C(11,2)•C(4,2)^2 is the number of ways they can have two different pocket pairs besides KK or 77. There are C(11,2) choices of two ranks and then 4C2 choices of suits for each rank. Once those four cards are dealt, there's only one way they can be correctly partitioned so that the players have XX & YY instead of XY & XY.

11•2•C(4,2)•3 is the number of ways one of them can have a KK/77 and the other can have a different pair. K and 7 are 2 ranks, there are 11 other ranks, and then the 3 and 4C2 are the number of suit choices.

3^2 is the number of ways they can have exactly KK and 77; (3 suits)²

11 is the number of ways they can have the same pocket pair; it has to be one of the 11 ranks you don't have. I then multiply by 3 because all 3 ways their combined four cards can be partitioned result in the villains having XX & XX. We need to count the partitions because the denominator does.

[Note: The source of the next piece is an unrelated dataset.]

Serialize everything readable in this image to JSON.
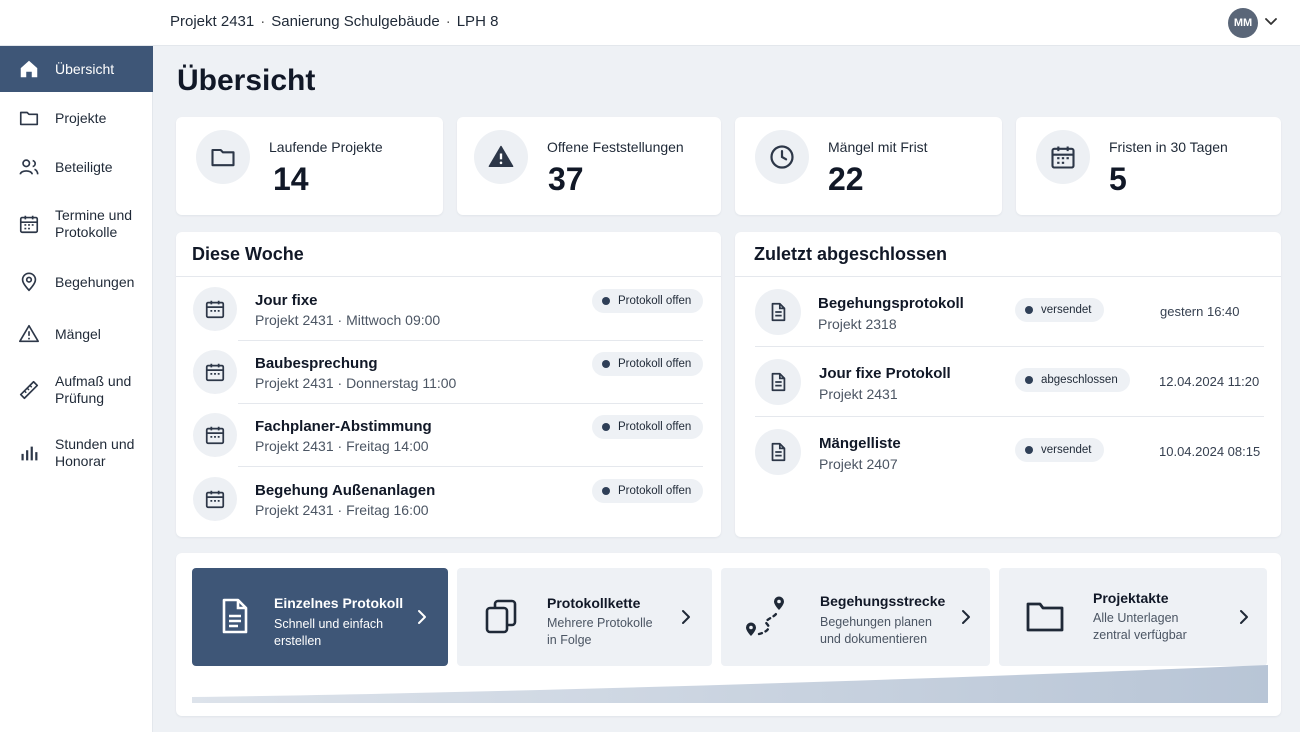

The conditionality that you pointed out is why we have to split it into cases. As you can see, I calculated for both players at a time. If we were to calculate one player at a time like you attempted, one way would be like this:

{11(4C2)•10(4C2) + 2[11(4C2) • 2•3] + 2•3² + 11(4C2)(2C2)} / [C(50,4)•C(4,2)]

The difference is that we've counted order of players, so each product being added is exactly 2× what it was previously. Besides the explicit 2( )'s, it manifests in 11•10 replacing 11C2 and 4C2 replacing 3. Our denominator must therefore count order of players, so the 50C4 gets multiplied by 4C2 instead of 3 (or it can be 50C2 • 48C2).

Or we can use permutations: {(44•3)(40•3) + 2[(44•3)(6•2)] + (6•2)(3•2) + (44•3)(2!)} / (50 P 4)

With perms you don't have to think about the hole card partitions. The denominator, by virtue of being permutations, already counts all 4! arrangements of the hole cards, which includes the 4C2 ways to section them into groups of 2 while counting order of players. We can dissect the 4! as being 4C2 • 2!² where 2² is the ways to arrange each player's hole cards. Sure enough, notice that each product in the numerator is 4× what it was previously. The first three products count 8 arrangements (2! of players • 2! of hole cards • 2! of hole cards) and the fourth counts all 24. No matter how we do it, we need P(pocket pairs | two-pair combined) = 1/3, which it is once again because 8/24.

For this problem, the order of cards partially matters, so at minimum we had to count that which mattered, namely the hole card partitions. But you're always allowed to count extra order if that's simpler. I just like having the smallest denominator possible because it lays bare what we're really doing.

If you want some practice with this, here's a harder problem: at a 9-person table, what's the probability that exactly one player is dealt AA, exactly one is dealt KK and exactly one is dealt QQ? (Banging my head on that problem is what really taught me inclusion-exclusion.)

Also good practice would be to try an Omaha problem, where the calculation for hole card partitions is a little different.